If the applicant is a cop, he must have “reasonable cause” to believe “the subject of the petition poses an immediate and present danger of causing personal injury” to himself or someone else. If the applicant is a relative or roommate, he must show there is a “substantial likelihood” that “the subject of the petition poses a significant danger, in the near future, of personal injury” to himself or someone else. Either standard suffices to take away someone’s right to arms for three weeks, after which he has an opportunity for a hearing where the petitioner has to show by “clear and convincing evidence” that he “poses a significant danger of personal injury” to himself or others. If the judge decides that test has been met, he issues a one-year restraining order than can be renewed annually.

Bloomberg View’s editors, meanwhile, welcome the reform:

The law enables people to temporarily prevent mentally disturbed family members from possessing or purchasing guns. A so-called gun-violence restraining order, akin to the one used to obtain restraining orders in domestic violence cases, will allow police to search for and seize firearms.

The impetus for the law, which also allows law-enforcement officials to ask for a restraining order, was the shooting in May in which a mentally disturbed man killed six and wounded a dozen near the University of California at Santa Barbara. Although the killer’s parents had expressed grave concerns about his mental state, nothing prevented him from purchasing guns.

But Sullum doubts the law would have prevented that shooting:

[A]s far as I know no one in his family was aware that he owned guns. In a case with different facts, of course, it is conceivable that one of these new restraining orders might stop a would-be mass murderer. But it’s more likely this law will become a tool of meddling and harassment that mostly affects people with no homicidal intent.
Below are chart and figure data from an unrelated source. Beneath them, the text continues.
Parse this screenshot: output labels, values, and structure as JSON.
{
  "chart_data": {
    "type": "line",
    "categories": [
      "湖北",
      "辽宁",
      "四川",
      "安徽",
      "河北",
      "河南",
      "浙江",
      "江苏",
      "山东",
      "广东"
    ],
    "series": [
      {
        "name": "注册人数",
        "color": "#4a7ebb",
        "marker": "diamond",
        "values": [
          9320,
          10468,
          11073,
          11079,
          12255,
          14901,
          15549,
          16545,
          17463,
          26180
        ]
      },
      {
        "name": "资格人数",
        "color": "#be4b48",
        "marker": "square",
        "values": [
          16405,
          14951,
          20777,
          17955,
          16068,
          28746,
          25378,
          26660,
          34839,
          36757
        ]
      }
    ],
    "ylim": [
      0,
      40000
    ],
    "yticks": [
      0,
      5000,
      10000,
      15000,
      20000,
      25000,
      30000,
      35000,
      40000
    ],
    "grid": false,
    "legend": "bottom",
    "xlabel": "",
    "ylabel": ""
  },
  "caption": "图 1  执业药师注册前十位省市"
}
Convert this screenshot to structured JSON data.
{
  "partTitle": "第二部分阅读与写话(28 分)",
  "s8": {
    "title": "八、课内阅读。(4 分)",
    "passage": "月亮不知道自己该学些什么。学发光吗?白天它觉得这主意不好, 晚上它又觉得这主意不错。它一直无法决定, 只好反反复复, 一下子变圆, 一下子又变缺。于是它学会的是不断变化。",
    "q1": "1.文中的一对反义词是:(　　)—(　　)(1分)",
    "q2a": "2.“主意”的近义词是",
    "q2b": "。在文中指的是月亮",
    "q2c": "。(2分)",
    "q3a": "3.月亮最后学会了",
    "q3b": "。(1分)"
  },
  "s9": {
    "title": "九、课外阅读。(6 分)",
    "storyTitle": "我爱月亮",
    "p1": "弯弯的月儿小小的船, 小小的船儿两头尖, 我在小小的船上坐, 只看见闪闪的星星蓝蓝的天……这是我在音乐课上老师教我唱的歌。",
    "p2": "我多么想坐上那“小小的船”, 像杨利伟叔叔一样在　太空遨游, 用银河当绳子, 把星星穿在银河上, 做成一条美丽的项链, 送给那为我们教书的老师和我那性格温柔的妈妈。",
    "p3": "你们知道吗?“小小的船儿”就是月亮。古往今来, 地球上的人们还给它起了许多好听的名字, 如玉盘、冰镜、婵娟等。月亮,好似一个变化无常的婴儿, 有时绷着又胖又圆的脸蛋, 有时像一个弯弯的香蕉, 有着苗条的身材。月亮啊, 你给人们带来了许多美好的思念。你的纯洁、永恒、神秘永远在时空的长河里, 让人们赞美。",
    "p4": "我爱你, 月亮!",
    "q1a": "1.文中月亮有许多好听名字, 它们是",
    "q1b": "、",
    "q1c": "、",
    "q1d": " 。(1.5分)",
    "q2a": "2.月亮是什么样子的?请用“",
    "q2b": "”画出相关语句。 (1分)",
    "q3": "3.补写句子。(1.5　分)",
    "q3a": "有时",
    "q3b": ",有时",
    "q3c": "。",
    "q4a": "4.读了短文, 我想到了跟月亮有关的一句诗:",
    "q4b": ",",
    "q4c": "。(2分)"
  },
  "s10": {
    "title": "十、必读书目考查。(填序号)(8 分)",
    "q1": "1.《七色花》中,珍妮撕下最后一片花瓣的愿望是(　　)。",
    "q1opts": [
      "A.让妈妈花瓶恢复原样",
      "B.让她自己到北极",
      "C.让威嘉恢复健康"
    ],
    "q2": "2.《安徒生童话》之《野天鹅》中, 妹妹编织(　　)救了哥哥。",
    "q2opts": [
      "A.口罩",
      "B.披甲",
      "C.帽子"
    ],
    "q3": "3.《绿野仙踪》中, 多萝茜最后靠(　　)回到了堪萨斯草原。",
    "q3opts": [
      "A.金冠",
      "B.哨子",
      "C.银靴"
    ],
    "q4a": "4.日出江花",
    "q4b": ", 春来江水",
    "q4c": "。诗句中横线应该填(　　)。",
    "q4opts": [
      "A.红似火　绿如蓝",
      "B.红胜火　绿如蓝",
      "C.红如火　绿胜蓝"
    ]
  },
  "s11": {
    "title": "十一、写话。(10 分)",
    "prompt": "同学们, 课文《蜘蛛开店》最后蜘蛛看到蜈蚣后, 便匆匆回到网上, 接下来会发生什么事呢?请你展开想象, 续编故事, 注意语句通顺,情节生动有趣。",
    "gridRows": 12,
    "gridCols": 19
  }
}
Patrick Kulp compares the law to others across the country:

Under current California law, officers are only allowed to confiscate weapons if their owner has been convicted of a violent crime, deemed mentally unstable or is subject to a restraining order for domestic violence. Connecticut, Indiana and Texas all have laws in place that allow police to seize firearms with a judge’s order, but California is the first state to extend this right to immediate family members.